A few weeks ago, we sat down with four IT, systems and audit experts to discuss SOX compliance and business systems. You can watch the full discussion on demand here — but one of the key takeaways was that, for our panelists, preparing their team was just as important as preparing their systems.
Systems and processes are important — but the people who will implement and maintain these systems and processes are arguably even more critical to success. Our panelists all agreed that alignment between teams, between departments and across the organization as a whole was critical to reducing stress around audits.

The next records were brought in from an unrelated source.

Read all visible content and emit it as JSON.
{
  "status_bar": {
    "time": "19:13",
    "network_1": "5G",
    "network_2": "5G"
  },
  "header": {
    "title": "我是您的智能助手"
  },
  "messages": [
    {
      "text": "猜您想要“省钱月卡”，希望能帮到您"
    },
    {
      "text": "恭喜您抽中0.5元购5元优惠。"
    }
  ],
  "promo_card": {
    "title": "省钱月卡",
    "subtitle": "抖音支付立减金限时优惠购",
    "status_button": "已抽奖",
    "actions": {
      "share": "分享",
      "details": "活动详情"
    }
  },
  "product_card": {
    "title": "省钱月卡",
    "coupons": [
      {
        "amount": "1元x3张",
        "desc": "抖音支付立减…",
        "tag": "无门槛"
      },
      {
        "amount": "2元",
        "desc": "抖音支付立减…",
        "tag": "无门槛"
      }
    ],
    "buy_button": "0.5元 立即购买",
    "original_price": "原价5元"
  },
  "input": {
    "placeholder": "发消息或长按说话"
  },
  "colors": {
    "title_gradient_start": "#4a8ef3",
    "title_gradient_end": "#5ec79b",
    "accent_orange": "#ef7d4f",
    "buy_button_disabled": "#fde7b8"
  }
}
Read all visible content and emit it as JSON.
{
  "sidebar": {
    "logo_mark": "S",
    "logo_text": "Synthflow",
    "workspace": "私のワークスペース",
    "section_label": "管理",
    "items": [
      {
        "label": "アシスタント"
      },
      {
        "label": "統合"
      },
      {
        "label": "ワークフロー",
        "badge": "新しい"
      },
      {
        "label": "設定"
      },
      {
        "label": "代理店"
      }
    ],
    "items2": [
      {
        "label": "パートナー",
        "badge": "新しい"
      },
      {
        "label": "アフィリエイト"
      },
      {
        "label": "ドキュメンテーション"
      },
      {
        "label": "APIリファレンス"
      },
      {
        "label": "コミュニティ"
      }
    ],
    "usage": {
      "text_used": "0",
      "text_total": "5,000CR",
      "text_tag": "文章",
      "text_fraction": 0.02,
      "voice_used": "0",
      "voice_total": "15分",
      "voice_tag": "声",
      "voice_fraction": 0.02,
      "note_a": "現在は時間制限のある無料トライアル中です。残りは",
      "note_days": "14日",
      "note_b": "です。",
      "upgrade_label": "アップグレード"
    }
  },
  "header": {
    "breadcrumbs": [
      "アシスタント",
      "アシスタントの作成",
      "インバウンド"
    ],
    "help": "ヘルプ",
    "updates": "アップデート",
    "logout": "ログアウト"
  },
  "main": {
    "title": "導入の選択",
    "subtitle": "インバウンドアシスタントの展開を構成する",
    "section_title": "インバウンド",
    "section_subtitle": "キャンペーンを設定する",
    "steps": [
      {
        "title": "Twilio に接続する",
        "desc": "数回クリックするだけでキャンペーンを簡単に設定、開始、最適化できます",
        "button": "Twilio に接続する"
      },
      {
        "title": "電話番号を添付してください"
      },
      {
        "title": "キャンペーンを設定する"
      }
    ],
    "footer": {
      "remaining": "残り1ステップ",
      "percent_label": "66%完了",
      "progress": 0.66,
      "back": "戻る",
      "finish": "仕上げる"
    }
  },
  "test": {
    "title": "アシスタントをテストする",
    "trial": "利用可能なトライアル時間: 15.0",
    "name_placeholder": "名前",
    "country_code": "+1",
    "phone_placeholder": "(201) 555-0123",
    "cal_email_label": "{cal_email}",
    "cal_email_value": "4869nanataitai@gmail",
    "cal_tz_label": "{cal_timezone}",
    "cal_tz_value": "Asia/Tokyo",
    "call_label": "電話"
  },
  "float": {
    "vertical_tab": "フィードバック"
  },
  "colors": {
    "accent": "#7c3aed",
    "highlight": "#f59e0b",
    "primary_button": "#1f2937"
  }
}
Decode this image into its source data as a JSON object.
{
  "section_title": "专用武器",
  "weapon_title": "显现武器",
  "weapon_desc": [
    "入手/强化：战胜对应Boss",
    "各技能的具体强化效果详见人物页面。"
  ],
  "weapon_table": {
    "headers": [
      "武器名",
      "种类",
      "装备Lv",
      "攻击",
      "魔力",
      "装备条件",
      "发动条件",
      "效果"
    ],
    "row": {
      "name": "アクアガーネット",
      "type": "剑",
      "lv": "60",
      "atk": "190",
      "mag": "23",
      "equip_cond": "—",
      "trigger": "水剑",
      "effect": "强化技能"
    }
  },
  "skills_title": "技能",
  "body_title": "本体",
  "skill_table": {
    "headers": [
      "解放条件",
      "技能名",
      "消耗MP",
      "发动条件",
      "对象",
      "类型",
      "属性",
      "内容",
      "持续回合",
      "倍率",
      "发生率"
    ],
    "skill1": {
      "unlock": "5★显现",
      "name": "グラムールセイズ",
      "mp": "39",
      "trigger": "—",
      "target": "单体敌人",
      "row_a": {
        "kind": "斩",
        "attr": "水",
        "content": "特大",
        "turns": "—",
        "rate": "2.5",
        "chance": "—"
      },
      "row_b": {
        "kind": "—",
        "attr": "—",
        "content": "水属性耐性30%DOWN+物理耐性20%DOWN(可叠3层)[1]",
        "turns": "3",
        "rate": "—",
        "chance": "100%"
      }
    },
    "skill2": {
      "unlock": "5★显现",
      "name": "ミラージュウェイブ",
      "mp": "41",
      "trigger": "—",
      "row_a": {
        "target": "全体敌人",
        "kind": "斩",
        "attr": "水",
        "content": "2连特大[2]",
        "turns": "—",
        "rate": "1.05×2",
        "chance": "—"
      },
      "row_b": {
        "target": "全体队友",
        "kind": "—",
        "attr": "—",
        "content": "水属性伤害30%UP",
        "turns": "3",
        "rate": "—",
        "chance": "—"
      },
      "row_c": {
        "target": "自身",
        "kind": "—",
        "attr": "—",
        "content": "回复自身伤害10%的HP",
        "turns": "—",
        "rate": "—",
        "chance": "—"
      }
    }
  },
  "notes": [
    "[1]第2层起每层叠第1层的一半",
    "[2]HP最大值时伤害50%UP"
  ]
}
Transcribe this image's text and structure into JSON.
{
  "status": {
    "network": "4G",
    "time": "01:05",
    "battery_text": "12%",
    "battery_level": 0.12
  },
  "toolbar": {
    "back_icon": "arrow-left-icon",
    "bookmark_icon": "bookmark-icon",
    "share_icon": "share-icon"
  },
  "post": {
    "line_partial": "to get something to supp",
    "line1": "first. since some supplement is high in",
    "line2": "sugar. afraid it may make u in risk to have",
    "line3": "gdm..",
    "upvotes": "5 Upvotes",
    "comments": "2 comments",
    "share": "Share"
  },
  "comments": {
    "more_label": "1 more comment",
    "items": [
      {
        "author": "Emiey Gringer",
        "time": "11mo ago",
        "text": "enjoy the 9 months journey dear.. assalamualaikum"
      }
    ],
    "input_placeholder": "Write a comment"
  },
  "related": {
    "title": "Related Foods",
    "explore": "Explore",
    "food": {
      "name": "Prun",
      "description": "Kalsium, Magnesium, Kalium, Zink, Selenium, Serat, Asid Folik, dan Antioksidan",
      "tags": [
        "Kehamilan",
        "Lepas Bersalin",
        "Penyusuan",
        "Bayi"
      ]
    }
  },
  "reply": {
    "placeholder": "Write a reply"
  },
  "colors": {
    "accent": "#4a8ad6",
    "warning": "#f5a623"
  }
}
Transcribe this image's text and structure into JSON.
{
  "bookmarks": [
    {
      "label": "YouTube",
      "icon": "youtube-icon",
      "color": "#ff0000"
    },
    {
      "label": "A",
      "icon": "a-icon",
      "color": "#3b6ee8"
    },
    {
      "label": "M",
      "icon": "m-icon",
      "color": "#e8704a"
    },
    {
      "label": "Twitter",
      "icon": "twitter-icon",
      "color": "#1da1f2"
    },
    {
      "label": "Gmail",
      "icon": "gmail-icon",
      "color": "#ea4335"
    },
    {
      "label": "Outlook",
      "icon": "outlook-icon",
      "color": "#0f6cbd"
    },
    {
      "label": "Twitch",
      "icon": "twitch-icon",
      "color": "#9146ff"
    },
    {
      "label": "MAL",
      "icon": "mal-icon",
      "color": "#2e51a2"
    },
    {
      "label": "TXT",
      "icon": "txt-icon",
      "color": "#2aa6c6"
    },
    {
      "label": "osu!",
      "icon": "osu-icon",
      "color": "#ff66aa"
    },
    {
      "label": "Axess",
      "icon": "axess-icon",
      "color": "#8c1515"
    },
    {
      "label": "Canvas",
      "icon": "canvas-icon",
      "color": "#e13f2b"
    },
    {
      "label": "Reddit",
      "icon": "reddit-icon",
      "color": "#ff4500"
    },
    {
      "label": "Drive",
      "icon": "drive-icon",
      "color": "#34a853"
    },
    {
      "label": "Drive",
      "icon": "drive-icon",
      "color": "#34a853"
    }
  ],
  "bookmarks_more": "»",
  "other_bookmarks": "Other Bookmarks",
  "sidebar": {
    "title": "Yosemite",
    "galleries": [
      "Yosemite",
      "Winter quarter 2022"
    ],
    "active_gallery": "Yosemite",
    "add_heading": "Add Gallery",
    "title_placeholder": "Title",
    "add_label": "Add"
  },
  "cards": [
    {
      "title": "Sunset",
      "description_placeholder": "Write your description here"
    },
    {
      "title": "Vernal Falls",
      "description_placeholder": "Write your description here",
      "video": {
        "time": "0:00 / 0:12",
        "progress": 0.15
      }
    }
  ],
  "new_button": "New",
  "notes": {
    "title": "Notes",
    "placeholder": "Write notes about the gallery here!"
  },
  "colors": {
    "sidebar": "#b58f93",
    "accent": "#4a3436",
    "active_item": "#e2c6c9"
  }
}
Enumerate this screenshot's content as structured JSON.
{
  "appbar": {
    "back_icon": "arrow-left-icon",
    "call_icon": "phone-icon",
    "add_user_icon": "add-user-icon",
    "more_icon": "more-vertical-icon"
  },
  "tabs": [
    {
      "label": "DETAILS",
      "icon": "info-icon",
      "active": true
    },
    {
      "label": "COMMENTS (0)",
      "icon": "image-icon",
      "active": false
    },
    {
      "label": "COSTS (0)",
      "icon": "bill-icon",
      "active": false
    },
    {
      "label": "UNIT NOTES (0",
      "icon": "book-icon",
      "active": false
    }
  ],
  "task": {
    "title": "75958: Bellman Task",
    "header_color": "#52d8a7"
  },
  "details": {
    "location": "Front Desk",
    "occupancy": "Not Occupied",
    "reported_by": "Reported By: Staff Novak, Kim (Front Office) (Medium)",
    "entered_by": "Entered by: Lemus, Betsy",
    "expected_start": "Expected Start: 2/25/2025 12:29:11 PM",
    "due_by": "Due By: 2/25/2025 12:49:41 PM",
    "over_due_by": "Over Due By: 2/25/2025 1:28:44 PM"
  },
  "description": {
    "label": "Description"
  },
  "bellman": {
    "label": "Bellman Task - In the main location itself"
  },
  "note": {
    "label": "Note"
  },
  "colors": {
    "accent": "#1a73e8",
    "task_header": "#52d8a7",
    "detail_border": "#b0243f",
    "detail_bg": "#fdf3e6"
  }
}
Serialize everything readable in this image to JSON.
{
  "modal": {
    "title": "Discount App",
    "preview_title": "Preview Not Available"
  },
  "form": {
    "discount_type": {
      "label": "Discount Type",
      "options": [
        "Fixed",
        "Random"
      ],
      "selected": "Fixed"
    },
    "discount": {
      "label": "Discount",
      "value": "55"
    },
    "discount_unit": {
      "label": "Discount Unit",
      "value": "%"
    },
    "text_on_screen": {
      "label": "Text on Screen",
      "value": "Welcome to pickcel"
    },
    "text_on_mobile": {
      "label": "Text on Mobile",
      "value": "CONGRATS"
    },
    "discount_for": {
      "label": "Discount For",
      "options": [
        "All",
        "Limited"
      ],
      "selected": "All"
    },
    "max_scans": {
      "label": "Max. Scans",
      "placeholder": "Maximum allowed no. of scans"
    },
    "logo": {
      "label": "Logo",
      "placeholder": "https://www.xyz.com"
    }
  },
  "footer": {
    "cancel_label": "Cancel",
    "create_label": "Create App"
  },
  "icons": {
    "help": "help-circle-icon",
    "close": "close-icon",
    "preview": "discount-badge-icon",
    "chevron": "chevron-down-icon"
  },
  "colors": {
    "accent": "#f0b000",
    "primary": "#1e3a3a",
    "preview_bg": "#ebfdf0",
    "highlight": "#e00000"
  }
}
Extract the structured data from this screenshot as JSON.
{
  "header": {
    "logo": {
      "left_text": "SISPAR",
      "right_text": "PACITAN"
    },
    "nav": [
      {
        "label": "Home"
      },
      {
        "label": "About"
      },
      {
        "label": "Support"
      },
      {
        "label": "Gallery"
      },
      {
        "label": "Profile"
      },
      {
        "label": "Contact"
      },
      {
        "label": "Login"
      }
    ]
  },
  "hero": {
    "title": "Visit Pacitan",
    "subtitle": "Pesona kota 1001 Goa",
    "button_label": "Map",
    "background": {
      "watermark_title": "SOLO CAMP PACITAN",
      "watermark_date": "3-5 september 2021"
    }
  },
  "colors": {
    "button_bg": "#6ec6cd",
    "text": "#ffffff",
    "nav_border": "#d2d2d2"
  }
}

But what does that look like in practice? Our experts highlighted for four key areas:
Alignment goes deeper than just letting everyone in the company know about an upcoming audit. Management, internal audit teams and external audit teams all need to communicate in advance and agree on timelines and scope. Additionally, IT and Finance teams, led by their supporting management (whether it’s a Controller, CIO or Business Systems Director, etc.), should be looped into the process early, since they’ll be doing the technical work of building appropriate controls.
“Accounting and Finance are always generally aware of what it’s gonna take [to get compliant]” panelist Dave Witty told us. “It’s more difficult for the rest of the business, for example a Sales department that really doesn’t like controls… It can be a big shock to the rest of the organization.”
Financial systems compliance should never be owned by the same team that manages it day-to-day — people responsible for controls and approving changes shouldn't be the same people implementing those changes. Auditors will want to see that this segregation is enforced, both among management (ie, your CIO should not be leading your compliance program), and at the process level (whoever owns a financial system is not the same person reporting on it).
“In lots of organizations, NetSuite ends up falling under the CFO, because it’s a financial system. Auditors don’t want to see that,” Amy Carlson told us.
Our panelists recommended transitioning responsibility for your ERP from your finance department to a business systems or operations team that rolls up to IT. As well, the lead-up to an audit is an ideal time to conduct an access review — auditors will want to see that risks around Admin access, for example, are being mitigated properly.
3. Learning… and Teaching!
Like any complex process, knowing where to begin is arguably one of the most important aspects of your audit journey — but it can also be one of the trickiest. The best way to overcome this — one of the reasons we hosted this discussion in the first place — is to speak with others who have been through it before.
Talk to others — both systems leadership and auditors — to get a sense of what’s in scope and how the process will work. Then — and this part is critical — share that information with your team! The more informed everyone is, the better they’ll understand how their specific requirements fit into the big picture.
(It’s also a great idea to support this by building out a detailed calendar, with time built in for testing and reviewing your data. Bringing on board a project manager to oversee the process can be invaluable.)
Once you start building controls, you’ll likely find that the work involved in tracking material changes or implementing segregation of duties is more than your team can handle. And while you can hire additional people, the smarter and the more cost-effective way is to build automation into your processes.
All three of our panelists have used Strongpoint to do just that. “We use Strongpoint,” said panelist Christy Schwartz. “That’s really the only tool from a SOX compliance perspective... [it] has been incredibly helpful for NetSuite.”
Strongpoint helps public and pre-IPO companies automate the hardest parts of compliance, so IT teams can focus their efforts where they're needed most. We have plenty of resources on our site that go into greater detail about this. Some great places to start include our NetSuite and Salesforce SOX pages, the case study we prepared on Witty's previous company, ZoomInfo, and of course the panel webinar we've drawn much of this post from.
If there’s one key takeaway from this post, it’s that you need to start communication, planning, adoption and implementation as early as you can. Start by getting buy-in from management, then get your entire organization onboard. Look for gaps and determine what can be filled by new hires, and what can be filled by automation. And remember, compliance is an ongoing process — the work you do now to build smart controls and effective processes will mean easier audits for years to come.